One of the patrolmen turned to Jim, having spotted his badge, while the other one cuffed the bruised and bleeding man who was talking like Elmer Fudd, due to the wad of Kleenex the officer had shoved on his bleeding nose until medical aide could arrive. A third officer had arrived and was starting to organize the witnesses and take statements.

"So, who's the arresting officer here, Ellison? The Whaskly Wabbit over there, or you?" One of the men asked.

The pink rabbit removed his head and ran over to his friend and partner.

"Jim, are you okay?"

"Nice suit, Sandburg," one of the uniforms laughed.

"First time the arresting officer has been the Easter Bunny," Another of the men smirked.

Jim groaned, not in pain, and Blair just closed eyes, he was never going to hear the end of this. All he had wanted to do was earn a little extra money over a couple of weekends and evenings.

Jim sighed as a pair of paramedics arrived on the scene. There was no way to avoid them, particularly since Blair knew he had been hurt and was hovering next to him.

"Chief, why don't you go and get changed while they check me out?" Jim suggested, seeing that Blair had moved off and was walking slowly around the giant egg seat with his head down.

"I, um, well, I sort of lost the key to my locker in the scuffle," Blair explained, sighing as he came over to rejoin his friend.

"You go with Ellison, we'll find the key," One of the officers offered. He was a seasoned veteran and knew that when your partner was hurt you didn't waste time on things like keys.

"Good idea, you can ride with us to the hospital and they can bring you your clothes there," the man splinting Jim's wrist suggested. He had dealt with this pair before and there was no way on this planet he wanted to deal with one without the other one there as a backup.

Jim knew a losing battle when he saw one and quietly followed the paramedic out with his partner right behind carrying a large pink head and making a shuffling sound in oversized pink feet.

Blair saw Jim settled in the cubical and given a local anesthetic while his broken ulna, he had broken his arm not his wrist, was set and cast. Thankfully it was as simple break, and headed to the pharmacy to get the prescriptions filled.

When he entered the waiting room, it was to clapping, cheering, and laughter. He was nearly as pink as the head he had tucked under one arm.

"Sandburg, I don't think that guy is ever going to look at rabbits in quite the same way," Simon boomed, laughing.

"I always thought you must be related to the Energizer Bunny, man," H chuckled.

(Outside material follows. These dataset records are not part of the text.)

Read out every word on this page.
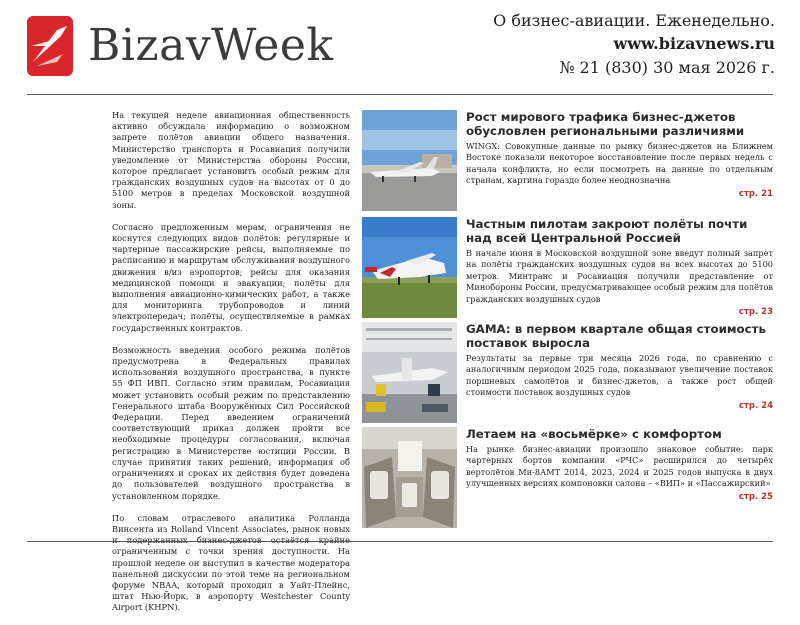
BizavWeek	О бизнес-авиации. Еженедельно.
www.bizavnews.ru
№ 21 (830) 30 мая 2026 г.

На текущей неделе авиационная общественность активно обсуждала информацию о возможном запрете полётов авиации общего назначения. Министерство транспорта и Росавиация получили уведомление от Министерства обороны России, которое предлагает установить особый режим для гражданских воздушных судов на высотах от 0 до 5100 метров в пределах Московской воздушной зоны.

Согласно предложенным мерам, ограничения не коснутся следующих видов полётов: регулярные и чартерные пассажирские рейсы, выполняемые по расписанию и маршрутам обслуживания воздушного движения в/из аэропортов; рейсы для оказания медицинской помощи и эвакуации; полёты для выполнения авиационно-химических работ, а также для мониторинга трубопроводов и линий электропередач; полёты, осуществляемые в рамках государственных контрактов.

Возможность введения особого режима полётов предусмотрена в Федеральных правилах использования воздушного пространства, в пункте 55 ФП ИВП. Согласно этим правилам, Росавиация может установить особый режим по представлению Генерального штаба Вооружённых Сил Российской Федерации. Перед введением ограничений соответствующий приказ должен пройти все необходимые процедуры согласования, включая регистрацию в Министерстве юстиции России. В случае принятия таких решений, информация об ограничениях и сроках их действия будет доведена до пользователей воздушного пространства в установленном порядке.

По словам отраслевого аналитика Ролланда Винсента из Rolland Vincent Associates, рынок новых ограниченным с точки зрения доступности. На прошлой неделе он выступил в качестве модератора панельной дискуссии по этой теме на региональном форуме NBAA, который проходил в Уайт-Плейнс, штат Нью-Йорк, в аэропорту Westchester County Airport (KHPN).

Рост мирового трафика бизнес-джетов обусловлен региональными различиями
WINGX: Совокупные данные по рынку бизнес-джетов на Ближнем Востоке показали некоторое восстановление после первых недель с начала конфликта, но если посмотреть на данные по отдельным странам, картина гораздо более неоднозначна
стр. 21
Частным пилотам закроют полёты почти над всей Центральной Россией
В начале июня в Московской воздушной зоне введут полный запрет на полёты гражданских воздушных судов на всех высотах до 5100 метров. Минтранс и Росавиация получили представление от Минобороны России, предусматривающее особый режим для полётов гражданских воздушных судов
стр. 23
GAMA: в первом квартале общая стоимость поставок выросла
Результаты за первые три месяца 2026 года, по сравнению с аналогичным периодом 2025 года, показывают увеличение поставок поршневых самолётов и бизнес-джетов, а также рост общей стоимости поставок воздушных судов
стр. 24
Летаем на «восьмёрке» с комфортом
На рынке бизнес-авиации произошло знаковое событие: парк чартерных бортов компании «РЧС» расширился до четырёх вертолётов Ми-8АМТ 2014, 2023, 2024 и 2025 годов выпуска в двух улучшенных версиях компоновки салона – «ВИП» и «Пассажирский»
стр. 25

"Roberts dropped this off for you," Rafe grinned, handing Blair a bag with his clothes and wallet in it.

Blair said nothing, but took the bag and began walking past them.

"Is Jim okay?" Simon asked, the humor over, now.

"He's fine, just has a broken wrist and a terminal case of embarrassment," Blair assured him.

"Good thing he has you so well trained in doing his reports," H chuckled.

Simon and Blair looked at him in confusion.

"You type Jim's reports?" Simon looked at the younger man.

"No, Jim types his own reports; you know how he is, he figures it's part of his job and his responsibility as the arresting officer. Besides, you've had me typing up my own reports ever since Kincaid took over the station," Blair pointed out.

Simon nodded; all was as it should be and as he had thought it was. "I've seen Jim's reports when he's typing one handed, as long as the cast is on, you can do his paperwork," Simon instructed.

Blair nodded, he had figured that he would likely be helping on the reports; he had not known that people thought that was what he was doing when he was typing up his thoughts and opinions of their cases for Simon.

It was the next day before he and Jim got into the station. They both groaned on seeing the detective's desk. It was buried in carrots, Easter bunnies and Energizer Bunnies. But the Carrot cake Rhonda brought in was wonderful.